A brisk wind blew around them and Gemme hid her face in his shirt, feeling self-conscious and more than a little excited to have him hold her again.
His boots crunched in the snow as he hiked back to camp. “I’ll have Tech take a look at your feet. His wife’s a medic, so he knows more about frostbite than I do.”
“Thank you.” She heard his heartbeat pounding in his chest with each step each took. Wrapping her arms around his neck, she wished the moment could last forever.
Holding Gemme made Brentwood’s skin hot as fire in a land of ice. He forced platonic thoughts into his composure as she wrapped her arms around him, her soft skin brushing against the back of his neck.
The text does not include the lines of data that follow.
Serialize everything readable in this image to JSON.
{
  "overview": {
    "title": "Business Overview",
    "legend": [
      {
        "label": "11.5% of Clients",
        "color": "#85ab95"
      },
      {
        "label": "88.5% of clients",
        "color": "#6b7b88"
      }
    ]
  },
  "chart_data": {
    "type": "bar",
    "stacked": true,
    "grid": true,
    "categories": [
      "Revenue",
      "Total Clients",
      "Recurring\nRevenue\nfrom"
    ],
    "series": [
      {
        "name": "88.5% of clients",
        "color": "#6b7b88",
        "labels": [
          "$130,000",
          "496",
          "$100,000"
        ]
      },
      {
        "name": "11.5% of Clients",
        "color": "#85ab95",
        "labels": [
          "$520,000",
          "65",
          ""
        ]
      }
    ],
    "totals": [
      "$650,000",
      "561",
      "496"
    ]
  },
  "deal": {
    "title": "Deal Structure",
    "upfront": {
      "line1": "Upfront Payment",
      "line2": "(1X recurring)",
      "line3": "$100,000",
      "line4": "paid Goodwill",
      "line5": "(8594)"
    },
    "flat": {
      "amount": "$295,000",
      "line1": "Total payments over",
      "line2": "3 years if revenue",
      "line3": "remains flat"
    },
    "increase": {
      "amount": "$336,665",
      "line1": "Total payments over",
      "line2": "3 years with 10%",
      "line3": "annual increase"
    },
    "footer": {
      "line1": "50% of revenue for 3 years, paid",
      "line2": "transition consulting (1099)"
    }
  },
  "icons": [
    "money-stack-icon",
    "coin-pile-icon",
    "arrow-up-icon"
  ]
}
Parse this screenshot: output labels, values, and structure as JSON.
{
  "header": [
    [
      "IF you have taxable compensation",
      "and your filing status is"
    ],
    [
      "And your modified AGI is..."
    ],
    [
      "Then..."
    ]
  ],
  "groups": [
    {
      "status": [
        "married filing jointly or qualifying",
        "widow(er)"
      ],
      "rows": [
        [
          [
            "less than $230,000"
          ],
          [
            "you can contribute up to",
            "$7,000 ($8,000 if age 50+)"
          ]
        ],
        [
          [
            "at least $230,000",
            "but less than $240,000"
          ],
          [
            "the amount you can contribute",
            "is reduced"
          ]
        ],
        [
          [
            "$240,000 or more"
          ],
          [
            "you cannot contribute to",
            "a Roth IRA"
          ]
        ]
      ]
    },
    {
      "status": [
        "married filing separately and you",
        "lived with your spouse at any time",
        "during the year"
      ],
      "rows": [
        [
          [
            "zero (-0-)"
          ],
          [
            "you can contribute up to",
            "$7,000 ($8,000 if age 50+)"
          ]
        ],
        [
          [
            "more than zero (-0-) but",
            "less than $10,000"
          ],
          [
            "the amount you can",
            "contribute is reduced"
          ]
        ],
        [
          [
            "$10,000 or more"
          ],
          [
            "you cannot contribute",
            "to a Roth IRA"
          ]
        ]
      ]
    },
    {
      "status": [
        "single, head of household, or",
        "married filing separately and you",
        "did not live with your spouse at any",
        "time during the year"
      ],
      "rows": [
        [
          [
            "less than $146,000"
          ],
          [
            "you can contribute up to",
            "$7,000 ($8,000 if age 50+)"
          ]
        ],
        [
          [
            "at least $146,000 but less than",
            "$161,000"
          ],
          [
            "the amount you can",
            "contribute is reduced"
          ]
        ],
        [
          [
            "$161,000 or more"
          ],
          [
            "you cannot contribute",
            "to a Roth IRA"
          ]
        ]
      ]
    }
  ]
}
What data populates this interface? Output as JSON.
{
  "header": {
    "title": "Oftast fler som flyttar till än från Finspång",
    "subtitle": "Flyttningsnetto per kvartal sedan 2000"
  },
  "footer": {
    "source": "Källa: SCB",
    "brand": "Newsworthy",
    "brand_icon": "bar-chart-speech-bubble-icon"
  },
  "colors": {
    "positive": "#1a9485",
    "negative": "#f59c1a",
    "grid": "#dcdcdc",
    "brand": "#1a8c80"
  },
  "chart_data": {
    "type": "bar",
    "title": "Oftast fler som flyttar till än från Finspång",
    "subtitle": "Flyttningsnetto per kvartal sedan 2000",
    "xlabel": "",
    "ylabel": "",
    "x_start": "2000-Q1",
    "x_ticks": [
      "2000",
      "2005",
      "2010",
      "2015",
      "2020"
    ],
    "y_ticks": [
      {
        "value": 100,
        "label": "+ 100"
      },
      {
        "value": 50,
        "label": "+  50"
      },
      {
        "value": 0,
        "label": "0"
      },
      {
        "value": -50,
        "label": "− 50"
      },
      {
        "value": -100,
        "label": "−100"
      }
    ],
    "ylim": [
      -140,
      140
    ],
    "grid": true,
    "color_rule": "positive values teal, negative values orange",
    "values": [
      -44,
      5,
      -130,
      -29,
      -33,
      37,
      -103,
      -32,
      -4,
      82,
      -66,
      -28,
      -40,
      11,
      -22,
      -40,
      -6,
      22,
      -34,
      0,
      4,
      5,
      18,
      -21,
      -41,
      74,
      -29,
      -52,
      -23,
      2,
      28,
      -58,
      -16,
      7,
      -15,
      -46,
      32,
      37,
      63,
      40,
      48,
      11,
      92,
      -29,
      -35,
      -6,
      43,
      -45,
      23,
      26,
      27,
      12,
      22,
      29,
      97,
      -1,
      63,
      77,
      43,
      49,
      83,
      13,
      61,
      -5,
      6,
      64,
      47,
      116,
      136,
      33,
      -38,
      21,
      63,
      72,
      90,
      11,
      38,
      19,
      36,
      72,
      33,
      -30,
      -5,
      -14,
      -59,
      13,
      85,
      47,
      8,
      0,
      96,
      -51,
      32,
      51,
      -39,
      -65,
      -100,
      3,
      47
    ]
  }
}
What kind of lieutenant would he be if he took advantage of one of the members of his team on the most important mission he’d ever had?
Gemme nuzzled against him, and he focused on the remaining steps to camp. Her brave rush to confront the beast both surprised and impressed him, and he couldn’t imagine the terror of waking up with a monster in her tent. She had more strength than some of the other lieutenants, hidden under such soft shyness and modesty.